Quando avete capito che ce l’avevate fatta?
Quando, nel 2014, l’amministratore delegato della banca principale – che era poi anche quella che aveva sofferto di più – annunciò di essere stato in grado di realizzare un’importante ricapitalizzazione, attirando capitali esteri freschi, solo poco più di un anno dalla fase più drammatica della crisi. Il programma si è poi concluso un anno e mezzo più tardi, ma quello è stato un segnale davvero importante.
Dopo la laurea alla Bocconi, lei ha preso un PhD in Finance alla New York University e ha poi lavorato in Banca d’Italia e Banca centrale europea. Che cosa l’ha spinta su questo percorso di carriera?
L’esperienza del Des della Bocconi mi spingeva verso gli studi di dottorato. Alla conclusione sono rientrato in Italia per motivi personali con l’obbiettivo di continuare  a fare ricerca economica e allo stesso tempo dare un contributo alle decisioni di politica economica. L’istituzione naturale in cui mettere a frutto le mie competenze di finanza e il mio background di macroeconomia internazionale e potere avere un ruolo nella policy era la Banca d’Italia. Nel 1998 la coincidenza di diverse circostanze mi ha spinto alla Banca centrale europea. Ero arrivato a un momento decisivo del mio sviluppo personale e professionale; la Bce stava avviando la politica monetaria unica e la prospettiva di contribuire all’avvio della politica monetaria unica era particolarmente attraente.
Negli anni come è cambiato il suo lavoro?
È cambiato moltissimo. Nel mio ruolo in Banca d’Italia prevaleva la componente ricerca, nelle posizioni che ho occupato in Bce  sono stato molto più vicino alle decisioni di politica monetaria – ed è il motivo che, più di ogni altro, mi ha spinto a Francoforte. È un’evoluzione piuttosto naturale quando si lavora per una banca centrale.
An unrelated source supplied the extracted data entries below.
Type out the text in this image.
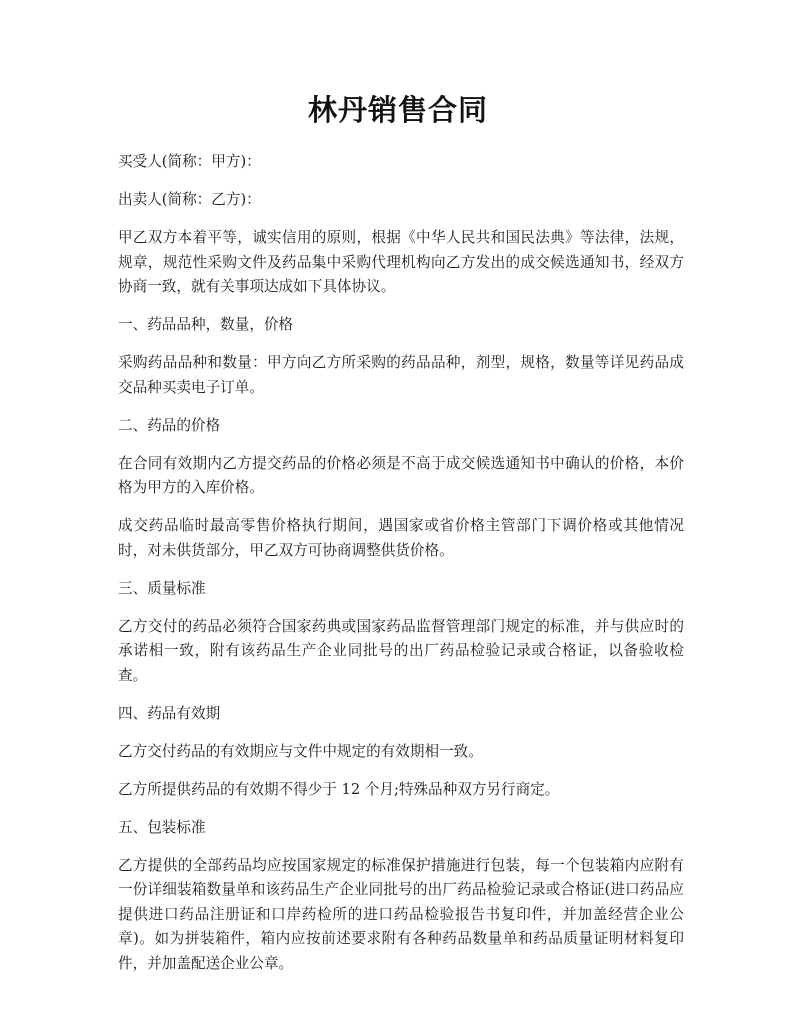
林丹销售合同

买受人(简称：甲方)：

出卖人(简称：乙方)：

甲乙双方本着平等，诚实信用的原则，根据《中华人民共和国民法典》等法律，法规，规章，规范性采购文件及药品集中采购代理机构向乙方发出的成交候选通知书，经双方协商一致，就有关事项达成如下具体协议。

一、药品品种，数量，价格

采购药品品种和数量：甲方向乙方所采购的药品品种，剂型，规格，数量等详见药品成交品种买卖电子订单。

二、药品的价格

在合同有效期内乙方提交药品的价格必须是不高于成交候选通知书中确认的价格，本价格为甲方的入库价格。

成交药品临时最高零售价格执行期间，遇国家或省价格主管部门下调价格或其他情况时，对未供货部分，甲乙双方可协商调整供货价格。

三、质量标准

乙方交付的药品必须符合国家药典或国家药品监督管理部门规定的标准，并与供应时的承诺相一致，附有该药品生产企业同批号的出厂药品检验记录或合格证，以备验收检查。

四、药品有效期

乙方交付药品的有效期应与文件中规定的有效期相一致。

乙方所提供药品的有效期不得少于 12 个月;特殊品种双方另行商定。

五、包装标准

乙方提供的全部药品均应按国家规定的标准保护措施进行包装，每一个包装箱内应附有一份详细装箱数量单和该药品生产企业同批号的出厂药品检验记录或合格证(进口药品应提供进口药品注册证和口岸药检所的进口药品检验报告书复印件，并加盖经营企业公章)。如为拼装箱件，箱内应按前述要求附有各种药品数量单和药品质量证明材料复印件，并加盖配送企业公章。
E oggi, come descriverebbe il suo impegno di capo missione della Bce per la Grecia? Fino a che punto il contenuto è tecnico, fino a che punto politico - o servono altre categorie per descriverlo?
Entrambe le componenti sono rilevanti. L’analisi di che cosa sia appropriato in un paese è fondamentale, ma poi si devono considerare i vincoli a livello nazionale ed europeo. Inoltre è necessario coordinare in maniera continuativa l’interazione  fra i membri del mio team – una dozzina di persone nel caso della Grecia – con i team delle altre istituzioni europee coinvolte: la Commissione europea, lo European Stability Mechanism (Esm), che eroga i fondi al governo interessato, e il Fondo Monetario Internazionale. Tecnicamente, la Commissione europea, in collegamento con la Banca centrale europea, conduce le negoziazioni che portano alla stesura del memorandum of understanding, che diventa la base per le azioni  delle autorità. La mano della Bce è, naturalmente, più evidente nella parte del programma che riguarda il settore finanziario. Infine, desidero sottolineare che la capacità di interagire in modo produttivo con le autorità nazionali è l’elemento più importante in questo lavoro.